As mentioned above section 79 of the Environmental Protection Act 1990 places a duty on every local authority to inspect its area from time to time to detect whether a nuisance is likely to occur or recur.  Therefore if the Council receives a complaint of nuisance then the Council is obliged to investigate it.  Section 80 provides that where a local authority is satisfied that a statutory nuisance exists, or is likely to occur or recur, they must serve an abatement notice on the person whose act, default or sufferance it is attributable to, or where that person cannot be found or the nuisance has not yet occurred, serve on the owner or occupier of the premises from which the nuisance arises.  The following categories of statutory nuisance are listed in the Environmental Protection Act 1990, s79(1):

a)         any premises in such a state as to be prejudicial to health or a nuisance;

b)         smoke emitted from premises so as to be prejudicial to health or a nuisance;

c)         fumes or gases emitted from premises so as to be prejudicial to health or a nuisance;

d)         any dust, steam, smell or other effluvia arising on industrial, trade or business premises and being prejudicial to health or a nuisance;

e)         any accumulation or deposit which is prejudicial to health or a nuisance;

f)          any animal kept in such a place or manner as to be prejudicial to health or a nuisance;

g)         noise emitted from premises so as to be prejudicial to health or a nuisance;

ga)       noise emitted from or caused by a vehicle, machinery or equipment in a street;

h)         any other matter declared by any enactment to be a statutory nuisance.

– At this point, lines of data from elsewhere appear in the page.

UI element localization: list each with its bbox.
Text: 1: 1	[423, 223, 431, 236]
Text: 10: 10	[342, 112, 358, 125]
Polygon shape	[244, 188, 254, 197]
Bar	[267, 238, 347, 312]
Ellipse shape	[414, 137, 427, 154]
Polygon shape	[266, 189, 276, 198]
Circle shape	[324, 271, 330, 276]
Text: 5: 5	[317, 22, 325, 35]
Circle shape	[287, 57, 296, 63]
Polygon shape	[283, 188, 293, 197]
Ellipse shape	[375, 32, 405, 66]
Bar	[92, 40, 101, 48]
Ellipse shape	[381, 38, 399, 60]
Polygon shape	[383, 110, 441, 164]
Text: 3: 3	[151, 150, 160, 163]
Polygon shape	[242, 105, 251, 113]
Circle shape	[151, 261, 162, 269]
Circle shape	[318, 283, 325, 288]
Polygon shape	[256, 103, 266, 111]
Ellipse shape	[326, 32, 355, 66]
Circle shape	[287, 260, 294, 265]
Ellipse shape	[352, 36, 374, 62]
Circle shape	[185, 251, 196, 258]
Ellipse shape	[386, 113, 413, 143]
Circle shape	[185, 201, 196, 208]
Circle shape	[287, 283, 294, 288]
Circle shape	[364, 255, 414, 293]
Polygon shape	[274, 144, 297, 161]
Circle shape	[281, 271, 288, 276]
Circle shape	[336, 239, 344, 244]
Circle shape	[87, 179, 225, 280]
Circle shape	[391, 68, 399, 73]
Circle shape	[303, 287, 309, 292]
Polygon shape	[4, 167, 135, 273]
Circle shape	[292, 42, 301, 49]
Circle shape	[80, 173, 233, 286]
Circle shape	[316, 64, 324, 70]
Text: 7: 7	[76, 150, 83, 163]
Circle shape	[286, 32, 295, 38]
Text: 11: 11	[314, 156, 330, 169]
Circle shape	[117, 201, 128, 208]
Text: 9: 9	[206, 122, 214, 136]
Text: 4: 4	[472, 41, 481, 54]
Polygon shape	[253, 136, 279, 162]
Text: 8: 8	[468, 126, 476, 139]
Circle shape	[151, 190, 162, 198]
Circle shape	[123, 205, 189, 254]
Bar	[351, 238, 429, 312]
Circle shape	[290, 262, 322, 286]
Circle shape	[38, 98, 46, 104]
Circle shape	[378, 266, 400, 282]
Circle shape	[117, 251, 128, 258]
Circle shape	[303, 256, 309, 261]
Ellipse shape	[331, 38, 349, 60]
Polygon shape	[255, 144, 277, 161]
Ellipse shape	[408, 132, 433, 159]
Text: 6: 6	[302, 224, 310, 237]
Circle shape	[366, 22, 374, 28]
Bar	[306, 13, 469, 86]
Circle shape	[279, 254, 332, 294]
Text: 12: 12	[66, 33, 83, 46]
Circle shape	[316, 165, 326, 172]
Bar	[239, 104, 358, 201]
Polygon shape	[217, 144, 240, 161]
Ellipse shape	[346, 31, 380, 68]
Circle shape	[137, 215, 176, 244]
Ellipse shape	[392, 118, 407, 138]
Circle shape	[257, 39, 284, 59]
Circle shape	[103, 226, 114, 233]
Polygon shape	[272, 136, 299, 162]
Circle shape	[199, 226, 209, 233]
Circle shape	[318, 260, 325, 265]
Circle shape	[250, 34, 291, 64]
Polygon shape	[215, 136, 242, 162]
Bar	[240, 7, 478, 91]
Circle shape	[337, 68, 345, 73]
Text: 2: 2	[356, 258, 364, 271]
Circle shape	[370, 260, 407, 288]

Investigation has been interpreted in its widest sense and includes a range of options.  It should be borne in mind that some sources of noise are outside of the legal control of local authorities, for example noise from road traffic or flying aircraft (except model aircraft) and also if a defence of ‘best practical means’ (BPM) can be established.


A statutory noise nuisance is not defined in terms of noise levels, but is legally understood to be what would be a nuisance to the average person.  No account can be taken of any particular person’s sensitivities or way of life.  As well as the references mentioned above there is also other guidance documents which can be are considered such as relevant British Standards, Planning Policy Guidance Notes, and World Health Organisation recommended standards.


In order to substantiate if complaints are justified it is necessary for officers to attend sites to monitor whether in fact noise is at such a level to be causing a nuisance to residents.  There is legislation and guidance (as described above) in place which officers must have regard to in order to decide whether the noise level being complained about is considered to be causing a statutory nuisance, with many factors taken into consideration before they make their professional judgement.


There are a number of factors that must be considered when investigating claims of a statutory noise nuisance and the judgements made by professionally qualified Environmental Health Officers (EHOs).  These factors are:


 - How often the noise occurs;

 - The duration of the noise;

 - How loud the noise is;

 - The time of day/night;

 - The character of the noise (whether it has any particularly annoying characteristics);

 - The nature of the area.


It must be noted that just because a noise is audible, this does not automatically mean it is a statutory nuisance.  Investigations must be complete and thorough, with monitoring/witnessing of the nuisance taking place in order that any abatement notice which may served, in the event of a nuisance existing, can stand the legal tests applied by the Magistrates Court.


The role of Environmental Health is to ensure that the public and the environment are protected using legislation that underpins the basics of public health and protection.  With regard to statutory nuisance the role of an EHO is to act as an independent third party, usually where two parties disagree, in order to consider the facts of a situation based on their individual merits and current legislation and guidance; and as stated above where a nuisance is determined to exist then the local authority must take action to abate the nuisance.